Ist das immer mit so großen Emotionen verbunden wie in Memmingen?
Viele Menschen tun sich schwer mit der Veränderung von Bräuchen. Sie gelten als verlässlich und bieten Orientierung im Leben – selbst wenn sich alles andere wandelt. Deshalb sind die Emotionen manchmal groß. Es wäre natürlich schöner, wenn so ein Fall nicht vor Gericht ausgestritten werden müsste. Dafür ist eine gewisse Offenheit nötig. Oft wird argumentiert, ein Brauch sei schon immer so gewesen. Das stimmt aber nicht.
Das heißt, Bräuche sind immer im Wandel?
Jede Tradition war einmal eine Innovation. Alles hat irgendwann einmal begonnen. Beim Fischertag war der Grund dafür das Bachausfischen. Irgendwann wurde ein richtiges Stadtfest daraus.

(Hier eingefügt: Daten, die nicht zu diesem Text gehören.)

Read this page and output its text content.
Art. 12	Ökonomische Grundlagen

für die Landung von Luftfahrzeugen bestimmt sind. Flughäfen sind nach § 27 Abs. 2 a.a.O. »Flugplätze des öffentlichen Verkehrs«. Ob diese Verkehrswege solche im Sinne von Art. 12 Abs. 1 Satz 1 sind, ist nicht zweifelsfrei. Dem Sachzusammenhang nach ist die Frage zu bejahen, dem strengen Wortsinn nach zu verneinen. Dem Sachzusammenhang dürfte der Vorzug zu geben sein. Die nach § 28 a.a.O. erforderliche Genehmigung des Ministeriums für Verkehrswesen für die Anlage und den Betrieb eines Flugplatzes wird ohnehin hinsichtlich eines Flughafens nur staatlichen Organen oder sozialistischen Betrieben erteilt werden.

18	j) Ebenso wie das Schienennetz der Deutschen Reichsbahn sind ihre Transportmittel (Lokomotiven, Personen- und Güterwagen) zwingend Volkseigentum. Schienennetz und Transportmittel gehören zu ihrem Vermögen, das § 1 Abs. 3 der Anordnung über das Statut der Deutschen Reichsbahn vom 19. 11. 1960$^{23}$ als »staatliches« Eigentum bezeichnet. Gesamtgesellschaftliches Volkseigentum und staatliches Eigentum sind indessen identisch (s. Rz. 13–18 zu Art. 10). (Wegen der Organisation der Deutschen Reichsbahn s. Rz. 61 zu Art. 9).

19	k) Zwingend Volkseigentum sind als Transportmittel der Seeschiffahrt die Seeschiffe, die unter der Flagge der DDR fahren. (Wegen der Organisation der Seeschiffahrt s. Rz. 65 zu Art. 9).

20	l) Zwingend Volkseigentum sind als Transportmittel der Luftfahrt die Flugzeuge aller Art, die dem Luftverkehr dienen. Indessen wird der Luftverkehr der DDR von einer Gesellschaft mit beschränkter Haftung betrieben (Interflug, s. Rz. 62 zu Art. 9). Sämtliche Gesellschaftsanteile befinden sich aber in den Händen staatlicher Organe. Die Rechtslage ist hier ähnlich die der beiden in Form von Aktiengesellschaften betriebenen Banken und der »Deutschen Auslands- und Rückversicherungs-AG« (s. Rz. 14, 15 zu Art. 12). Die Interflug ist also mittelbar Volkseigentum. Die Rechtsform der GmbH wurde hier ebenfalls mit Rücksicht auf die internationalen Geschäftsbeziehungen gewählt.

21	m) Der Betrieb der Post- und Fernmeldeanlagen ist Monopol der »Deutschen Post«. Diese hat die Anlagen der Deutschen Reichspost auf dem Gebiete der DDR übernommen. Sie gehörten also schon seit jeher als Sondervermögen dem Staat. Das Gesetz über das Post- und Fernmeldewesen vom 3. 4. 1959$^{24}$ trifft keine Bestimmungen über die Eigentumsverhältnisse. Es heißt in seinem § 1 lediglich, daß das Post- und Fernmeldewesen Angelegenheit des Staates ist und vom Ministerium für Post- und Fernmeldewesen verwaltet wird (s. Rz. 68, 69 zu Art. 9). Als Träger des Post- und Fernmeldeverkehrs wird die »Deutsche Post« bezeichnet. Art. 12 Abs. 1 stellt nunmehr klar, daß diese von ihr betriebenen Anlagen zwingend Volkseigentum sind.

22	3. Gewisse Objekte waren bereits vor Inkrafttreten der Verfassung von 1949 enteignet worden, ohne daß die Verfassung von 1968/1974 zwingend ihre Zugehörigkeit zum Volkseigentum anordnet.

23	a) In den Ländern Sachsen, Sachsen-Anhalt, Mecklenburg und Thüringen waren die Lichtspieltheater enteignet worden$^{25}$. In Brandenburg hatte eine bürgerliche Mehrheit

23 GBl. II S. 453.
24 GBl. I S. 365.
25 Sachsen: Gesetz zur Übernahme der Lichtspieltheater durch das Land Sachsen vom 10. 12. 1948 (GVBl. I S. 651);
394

Der Brauch geht auf das Jahr 1597 zurück – und war sicher nicht immer so wie heute.
Ist es nicht auch ein gutes Zeichen, wenn um einen Brauch so leidenschaftlich diskutiert wird? Er muss ja dann viel wert sein…
Das stimmt. Um einen Kompromiss zu finden, braucht es ein bisschen Entspanntheit. Im Kern geht es ja meistens um Lebensfreude, Miteinander und Verbundenheit. Bräuche sterben durch Veränderung nicht aus. Im Gegenteil, sie werden zukunftsfähig. Vereine, die ihre Bräuche nicht anpassen, finden vielleicht irgendwann keine Mitglieder mehr.
Gibt es auch ganz zeitlose und geschlechtergerechte Bräuche?
Es gibt natürlich Bräuche, die nicht vereinsmäßig organisiert sind. Zum Beispiel viele kirchliche Bräuche, die von Gläubigen ausgeführt werden. Aber auch sie folgen oft einer geschlechtertypischen Arbeitsteilung. Männer machen an Fronleichnam zum Beispiel den Aufbau des Altars, die Frauen legen die Blumenteppiche an. Sehr neue Bräuche wie zum Beispiel der Abistreich oder Halloween sind wirklich geschlechterneutral.
Warum stellen wir Bräuche heute mehr infrage als noch vor ein paar Jahrzehnten?
Vermutlich, weil es heute vielfältigere Lebensentwürfe gibt. Früher wurde man in ein gesellschaftliches Umfeld hineingeboren, das verbindlich war. Hinzu kommen Prädikate wie das immaterielle Kulturerbe der UNESCO. Wenn ein Brauch in diese Liste aufgenommen werden soll, darf es keine Diskriminierungen geben. Der Memminger Fischertag hätte in seiner jetzigen Form keine Chance. Und traurigerweise sind wir wohl erst seit ein paar Jahren so weit, dass Frauen gegen geschlechtliche Diskriminierung protestieren.
Dürfen auch kirchliche Traditionen neutraler werden? Darf ein Martinsumzug ein Lichterfest werden?
Natürlich sind kirchliche Traditionen nicht neutral. Trotzdem kann man kreative Lösungen finden. Denn auch bei religiösen Bräuchen steht natürlich das Miteinander im Vordergrund. Es muss zumindest einen Diskurs darüber geben dürfen.